On the steps was Juliet, kicking her heels, curiously cheerful.

‘Hello,' she said, rather fast, ‘hello, can you let me in? I've lost my key.'

‘I thought,' said Shirin, ‘you have gone to stay with your mother?'

‘I've sorted her,' said Juliet, ‘I totally have. You'd be surprised. I'm going to stay here all summer.'

‘Well done,' said Struan, nodding appreciatively.

‘Yup,' said Juliet, ‘I left her there in the flat like a tweedy whale with harpoons in it. I even got food money off her. And I took the Jane Fonda video and the Slimfast. I am on the biggest diet ever.'

‘Don't go like Celia on us,' said Shirin.

‘Oh, Celia,' said Juliet, ‘don't get me started on Celia. I went round to see her last night. Celia's got this boyfriend…'

‘I thought she was dying of anorexia?' said Struan.

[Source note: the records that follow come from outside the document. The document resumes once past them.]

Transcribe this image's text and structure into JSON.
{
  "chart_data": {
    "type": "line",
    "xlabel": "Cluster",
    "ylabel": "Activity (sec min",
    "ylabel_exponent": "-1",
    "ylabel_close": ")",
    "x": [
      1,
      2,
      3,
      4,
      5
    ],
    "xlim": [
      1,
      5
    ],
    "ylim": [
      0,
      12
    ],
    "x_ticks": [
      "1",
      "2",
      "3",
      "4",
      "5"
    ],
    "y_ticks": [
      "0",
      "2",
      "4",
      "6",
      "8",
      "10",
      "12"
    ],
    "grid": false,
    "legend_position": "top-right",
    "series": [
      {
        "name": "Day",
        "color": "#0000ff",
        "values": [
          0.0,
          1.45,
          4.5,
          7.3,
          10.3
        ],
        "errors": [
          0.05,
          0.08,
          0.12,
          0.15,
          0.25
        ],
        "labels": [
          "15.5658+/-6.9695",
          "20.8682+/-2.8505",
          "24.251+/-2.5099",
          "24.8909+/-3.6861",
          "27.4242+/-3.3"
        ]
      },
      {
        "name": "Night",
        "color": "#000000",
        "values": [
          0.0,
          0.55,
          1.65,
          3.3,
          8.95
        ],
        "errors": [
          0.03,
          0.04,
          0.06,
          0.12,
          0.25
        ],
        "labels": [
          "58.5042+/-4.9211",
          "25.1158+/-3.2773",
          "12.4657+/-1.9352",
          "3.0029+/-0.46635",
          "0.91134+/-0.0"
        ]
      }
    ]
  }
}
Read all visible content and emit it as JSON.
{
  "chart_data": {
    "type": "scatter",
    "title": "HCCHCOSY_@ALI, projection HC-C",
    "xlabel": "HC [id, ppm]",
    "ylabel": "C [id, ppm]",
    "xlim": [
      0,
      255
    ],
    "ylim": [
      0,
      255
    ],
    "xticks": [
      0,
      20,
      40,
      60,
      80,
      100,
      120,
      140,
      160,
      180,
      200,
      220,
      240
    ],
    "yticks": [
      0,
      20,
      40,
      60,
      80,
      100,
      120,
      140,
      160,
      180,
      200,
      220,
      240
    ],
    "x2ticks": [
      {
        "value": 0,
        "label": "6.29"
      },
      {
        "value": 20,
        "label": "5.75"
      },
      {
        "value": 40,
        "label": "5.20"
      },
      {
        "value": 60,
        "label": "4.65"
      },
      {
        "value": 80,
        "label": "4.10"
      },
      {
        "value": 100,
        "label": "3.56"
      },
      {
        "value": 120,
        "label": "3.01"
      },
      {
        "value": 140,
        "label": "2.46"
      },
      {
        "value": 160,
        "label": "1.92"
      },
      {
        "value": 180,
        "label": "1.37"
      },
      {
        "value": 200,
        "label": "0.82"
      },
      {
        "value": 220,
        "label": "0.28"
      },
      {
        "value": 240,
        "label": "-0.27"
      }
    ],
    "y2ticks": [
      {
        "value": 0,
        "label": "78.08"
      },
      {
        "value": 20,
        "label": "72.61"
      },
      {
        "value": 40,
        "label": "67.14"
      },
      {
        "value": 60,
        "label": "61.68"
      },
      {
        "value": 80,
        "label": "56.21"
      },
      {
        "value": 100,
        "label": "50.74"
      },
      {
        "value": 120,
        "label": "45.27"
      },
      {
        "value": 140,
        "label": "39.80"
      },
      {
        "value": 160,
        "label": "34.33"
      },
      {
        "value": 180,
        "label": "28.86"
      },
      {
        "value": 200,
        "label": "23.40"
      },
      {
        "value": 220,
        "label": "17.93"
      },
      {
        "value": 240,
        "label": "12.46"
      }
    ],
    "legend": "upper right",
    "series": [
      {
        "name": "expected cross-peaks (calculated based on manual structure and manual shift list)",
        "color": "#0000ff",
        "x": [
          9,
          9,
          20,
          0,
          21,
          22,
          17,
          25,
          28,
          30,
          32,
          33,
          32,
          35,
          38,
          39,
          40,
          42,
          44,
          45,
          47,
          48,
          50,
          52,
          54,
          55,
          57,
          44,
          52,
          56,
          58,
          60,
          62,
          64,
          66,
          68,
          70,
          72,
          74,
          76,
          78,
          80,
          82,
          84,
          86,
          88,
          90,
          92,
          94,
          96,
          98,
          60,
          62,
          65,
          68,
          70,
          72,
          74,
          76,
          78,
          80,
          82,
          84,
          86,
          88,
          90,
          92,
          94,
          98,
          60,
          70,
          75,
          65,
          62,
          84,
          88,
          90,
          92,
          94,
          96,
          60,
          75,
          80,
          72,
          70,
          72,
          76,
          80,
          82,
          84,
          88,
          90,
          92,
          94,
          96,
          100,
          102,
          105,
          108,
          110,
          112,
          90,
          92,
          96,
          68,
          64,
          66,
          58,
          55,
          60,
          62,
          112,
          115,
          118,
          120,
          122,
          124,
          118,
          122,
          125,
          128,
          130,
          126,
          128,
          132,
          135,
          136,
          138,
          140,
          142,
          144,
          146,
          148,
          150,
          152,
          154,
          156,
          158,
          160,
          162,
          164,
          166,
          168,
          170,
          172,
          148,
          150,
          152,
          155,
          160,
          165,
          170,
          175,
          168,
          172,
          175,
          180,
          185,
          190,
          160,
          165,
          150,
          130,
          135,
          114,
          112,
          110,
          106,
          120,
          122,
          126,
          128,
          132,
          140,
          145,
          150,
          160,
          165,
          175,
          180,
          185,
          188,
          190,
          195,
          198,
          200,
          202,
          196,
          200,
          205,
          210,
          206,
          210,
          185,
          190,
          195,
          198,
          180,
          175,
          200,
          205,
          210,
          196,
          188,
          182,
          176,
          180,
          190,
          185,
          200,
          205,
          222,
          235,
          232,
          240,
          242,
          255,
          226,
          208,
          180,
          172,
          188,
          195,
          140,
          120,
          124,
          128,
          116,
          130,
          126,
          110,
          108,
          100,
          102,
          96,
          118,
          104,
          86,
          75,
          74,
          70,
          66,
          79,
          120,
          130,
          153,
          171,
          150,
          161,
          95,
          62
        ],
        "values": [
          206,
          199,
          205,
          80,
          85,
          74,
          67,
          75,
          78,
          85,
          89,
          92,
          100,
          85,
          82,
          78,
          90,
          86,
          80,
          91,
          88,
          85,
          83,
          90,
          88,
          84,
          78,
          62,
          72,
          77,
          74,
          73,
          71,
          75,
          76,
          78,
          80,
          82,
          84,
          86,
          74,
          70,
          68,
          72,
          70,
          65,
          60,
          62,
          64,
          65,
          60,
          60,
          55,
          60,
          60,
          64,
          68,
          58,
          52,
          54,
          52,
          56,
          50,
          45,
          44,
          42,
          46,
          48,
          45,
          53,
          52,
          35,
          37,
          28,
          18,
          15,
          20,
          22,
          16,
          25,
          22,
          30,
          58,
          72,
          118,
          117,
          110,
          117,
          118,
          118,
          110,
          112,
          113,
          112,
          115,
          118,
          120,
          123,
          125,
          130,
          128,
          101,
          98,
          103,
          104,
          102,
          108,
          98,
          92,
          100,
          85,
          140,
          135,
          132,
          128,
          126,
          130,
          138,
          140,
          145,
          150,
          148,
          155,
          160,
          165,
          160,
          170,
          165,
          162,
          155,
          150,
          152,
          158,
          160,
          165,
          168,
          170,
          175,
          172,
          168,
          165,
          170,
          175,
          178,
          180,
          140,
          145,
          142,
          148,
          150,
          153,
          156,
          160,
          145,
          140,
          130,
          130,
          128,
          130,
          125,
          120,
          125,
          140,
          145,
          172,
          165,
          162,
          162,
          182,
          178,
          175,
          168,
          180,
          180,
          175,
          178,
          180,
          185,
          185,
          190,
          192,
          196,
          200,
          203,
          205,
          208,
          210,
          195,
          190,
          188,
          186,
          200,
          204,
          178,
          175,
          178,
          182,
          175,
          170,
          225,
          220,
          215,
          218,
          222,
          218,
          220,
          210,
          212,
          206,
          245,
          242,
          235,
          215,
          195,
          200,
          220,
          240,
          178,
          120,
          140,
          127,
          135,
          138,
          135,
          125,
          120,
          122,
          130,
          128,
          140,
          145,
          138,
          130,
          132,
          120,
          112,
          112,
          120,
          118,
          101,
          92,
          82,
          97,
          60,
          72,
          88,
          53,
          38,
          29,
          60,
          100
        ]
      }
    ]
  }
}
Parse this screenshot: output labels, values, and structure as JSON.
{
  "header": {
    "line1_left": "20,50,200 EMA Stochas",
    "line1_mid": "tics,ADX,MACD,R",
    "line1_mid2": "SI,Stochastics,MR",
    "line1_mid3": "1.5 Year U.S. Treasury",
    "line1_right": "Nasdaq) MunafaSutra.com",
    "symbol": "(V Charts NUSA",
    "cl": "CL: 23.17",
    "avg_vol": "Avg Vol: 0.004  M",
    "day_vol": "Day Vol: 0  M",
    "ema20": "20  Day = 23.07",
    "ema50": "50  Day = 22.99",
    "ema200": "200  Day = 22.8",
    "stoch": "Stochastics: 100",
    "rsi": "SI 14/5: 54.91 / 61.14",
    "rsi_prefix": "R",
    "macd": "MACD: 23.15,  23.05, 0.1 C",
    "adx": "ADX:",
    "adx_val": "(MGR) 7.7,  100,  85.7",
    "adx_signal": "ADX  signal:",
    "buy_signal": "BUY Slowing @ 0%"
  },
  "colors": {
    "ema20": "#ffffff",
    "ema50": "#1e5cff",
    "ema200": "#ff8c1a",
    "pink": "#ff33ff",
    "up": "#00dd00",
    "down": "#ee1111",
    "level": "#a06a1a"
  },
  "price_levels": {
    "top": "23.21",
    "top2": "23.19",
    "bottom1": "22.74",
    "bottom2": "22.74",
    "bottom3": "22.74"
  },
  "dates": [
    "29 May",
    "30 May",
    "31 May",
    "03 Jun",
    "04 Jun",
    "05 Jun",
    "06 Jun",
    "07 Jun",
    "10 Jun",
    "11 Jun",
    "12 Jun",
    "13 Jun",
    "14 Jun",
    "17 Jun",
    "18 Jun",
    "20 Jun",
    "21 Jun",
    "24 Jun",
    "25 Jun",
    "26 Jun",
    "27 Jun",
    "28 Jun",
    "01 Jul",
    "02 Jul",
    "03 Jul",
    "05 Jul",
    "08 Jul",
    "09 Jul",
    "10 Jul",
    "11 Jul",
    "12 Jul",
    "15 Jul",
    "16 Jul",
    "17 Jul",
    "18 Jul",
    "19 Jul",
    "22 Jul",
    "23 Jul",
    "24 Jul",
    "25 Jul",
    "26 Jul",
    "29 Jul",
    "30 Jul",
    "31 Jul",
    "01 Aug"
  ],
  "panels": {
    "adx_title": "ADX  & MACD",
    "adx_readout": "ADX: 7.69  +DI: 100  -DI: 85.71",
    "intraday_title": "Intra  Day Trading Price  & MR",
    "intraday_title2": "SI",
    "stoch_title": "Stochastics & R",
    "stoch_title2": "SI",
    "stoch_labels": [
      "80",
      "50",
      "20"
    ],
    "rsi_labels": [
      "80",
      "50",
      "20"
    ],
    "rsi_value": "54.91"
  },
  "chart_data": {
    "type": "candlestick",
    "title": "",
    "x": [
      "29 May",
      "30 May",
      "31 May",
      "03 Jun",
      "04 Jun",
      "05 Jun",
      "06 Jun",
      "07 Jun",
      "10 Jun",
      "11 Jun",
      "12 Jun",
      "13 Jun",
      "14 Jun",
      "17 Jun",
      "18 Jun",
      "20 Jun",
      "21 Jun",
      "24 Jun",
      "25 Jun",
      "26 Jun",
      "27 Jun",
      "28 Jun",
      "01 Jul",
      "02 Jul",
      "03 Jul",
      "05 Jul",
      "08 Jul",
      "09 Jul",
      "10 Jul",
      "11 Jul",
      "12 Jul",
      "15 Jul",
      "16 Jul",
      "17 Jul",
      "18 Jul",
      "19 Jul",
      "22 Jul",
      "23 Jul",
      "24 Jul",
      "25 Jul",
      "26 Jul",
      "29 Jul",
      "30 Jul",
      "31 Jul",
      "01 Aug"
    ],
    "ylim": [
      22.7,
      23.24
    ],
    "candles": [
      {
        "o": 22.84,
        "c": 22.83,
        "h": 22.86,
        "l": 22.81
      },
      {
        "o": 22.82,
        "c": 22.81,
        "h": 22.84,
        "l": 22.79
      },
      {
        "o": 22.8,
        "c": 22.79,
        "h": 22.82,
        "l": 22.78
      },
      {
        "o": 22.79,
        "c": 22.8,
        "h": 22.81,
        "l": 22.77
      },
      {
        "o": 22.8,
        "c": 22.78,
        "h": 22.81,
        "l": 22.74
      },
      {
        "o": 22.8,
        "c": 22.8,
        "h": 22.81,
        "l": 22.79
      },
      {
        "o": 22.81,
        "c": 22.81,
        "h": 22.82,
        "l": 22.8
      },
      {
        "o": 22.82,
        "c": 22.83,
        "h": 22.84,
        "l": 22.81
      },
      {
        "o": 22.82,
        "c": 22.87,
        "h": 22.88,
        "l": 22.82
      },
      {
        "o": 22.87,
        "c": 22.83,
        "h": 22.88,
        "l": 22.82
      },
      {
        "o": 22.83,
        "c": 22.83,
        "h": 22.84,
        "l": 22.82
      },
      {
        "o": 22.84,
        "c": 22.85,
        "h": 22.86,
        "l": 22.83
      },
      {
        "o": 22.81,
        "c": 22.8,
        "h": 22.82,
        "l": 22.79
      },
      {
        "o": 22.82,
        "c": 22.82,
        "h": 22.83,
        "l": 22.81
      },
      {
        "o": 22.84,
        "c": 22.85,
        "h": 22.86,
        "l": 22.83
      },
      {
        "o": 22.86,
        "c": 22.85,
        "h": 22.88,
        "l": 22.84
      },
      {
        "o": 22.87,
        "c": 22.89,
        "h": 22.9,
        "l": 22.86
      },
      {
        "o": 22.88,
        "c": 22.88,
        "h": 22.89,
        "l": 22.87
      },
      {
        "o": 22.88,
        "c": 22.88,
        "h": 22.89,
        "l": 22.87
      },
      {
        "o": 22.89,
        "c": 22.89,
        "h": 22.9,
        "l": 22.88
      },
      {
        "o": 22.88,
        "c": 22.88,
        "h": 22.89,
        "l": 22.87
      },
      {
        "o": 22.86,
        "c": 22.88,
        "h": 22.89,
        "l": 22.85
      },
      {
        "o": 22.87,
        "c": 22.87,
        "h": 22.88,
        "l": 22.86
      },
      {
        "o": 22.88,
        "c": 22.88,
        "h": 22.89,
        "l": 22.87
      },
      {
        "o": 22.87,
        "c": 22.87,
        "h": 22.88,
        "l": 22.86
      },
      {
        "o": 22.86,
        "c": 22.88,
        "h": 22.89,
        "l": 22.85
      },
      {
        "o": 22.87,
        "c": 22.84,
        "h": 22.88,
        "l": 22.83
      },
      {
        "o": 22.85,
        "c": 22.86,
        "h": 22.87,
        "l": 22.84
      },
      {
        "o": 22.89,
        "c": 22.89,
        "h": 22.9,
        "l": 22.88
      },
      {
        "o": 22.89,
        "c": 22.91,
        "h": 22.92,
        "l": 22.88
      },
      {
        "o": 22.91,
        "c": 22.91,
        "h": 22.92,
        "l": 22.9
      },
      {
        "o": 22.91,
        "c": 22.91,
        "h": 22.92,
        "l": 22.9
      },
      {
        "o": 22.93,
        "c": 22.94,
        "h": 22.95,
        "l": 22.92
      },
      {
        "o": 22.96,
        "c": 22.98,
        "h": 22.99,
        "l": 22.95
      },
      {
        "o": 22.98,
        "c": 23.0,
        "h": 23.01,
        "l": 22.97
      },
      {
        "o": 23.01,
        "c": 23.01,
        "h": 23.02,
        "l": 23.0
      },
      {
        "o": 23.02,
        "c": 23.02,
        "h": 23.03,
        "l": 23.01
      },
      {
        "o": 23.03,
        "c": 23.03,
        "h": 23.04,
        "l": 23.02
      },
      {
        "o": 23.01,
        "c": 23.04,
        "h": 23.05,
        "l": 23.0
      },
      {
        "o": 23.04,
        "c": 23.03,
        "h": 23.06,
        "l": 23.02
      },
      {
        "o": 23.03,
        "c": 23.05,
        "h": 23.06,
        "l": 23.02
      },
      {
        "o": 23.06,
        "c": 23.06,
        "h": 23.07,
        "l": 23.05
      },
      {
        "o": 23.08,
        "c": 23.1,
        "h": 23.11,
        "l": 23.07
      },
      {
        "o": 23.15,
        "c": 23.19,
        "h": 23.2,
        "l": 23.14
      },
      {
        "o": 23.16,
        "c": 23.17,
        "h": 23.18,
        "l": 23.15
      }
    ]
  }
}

‘She's not,' said Juliet. ‘She's got lots fatter actually. She only cancelled my holiday because she wants to carry on shagging this bloke, that's what I think. And she can't tell me about it because it's “too profound” and I wouldn't understand. You know. So superior, just cos she's having skinny sex.'

‘This is very annoying,' said Shirin, ‘don't you have another friend you can ring up?'

‘No,' said Juliet, ‘honestly not. I'm really not very popular. I don't know when to shut up. You must've noticed. So you'll just have to put up with me, OK?'

‘Grand with me,' said Struan, grinning. He was wearing better shorts, noticed Juliet, and even a singlet, but now he was sunburned, bright red right across his back.

10

On the wild wet night of the eighth of August, at midnight, in the flat in the Finchley Road that she had never really liked, Myfanwy Prys came across her son in the kitchen, frying eggs.

He was in his boxer shorts. His trousers were draped on the fan oven, which was on. Myfanwy hadn't seen him for three months. ‘Darling,' she said, but he did not embrace her. She was fat as an eiderdown in her silk kimono.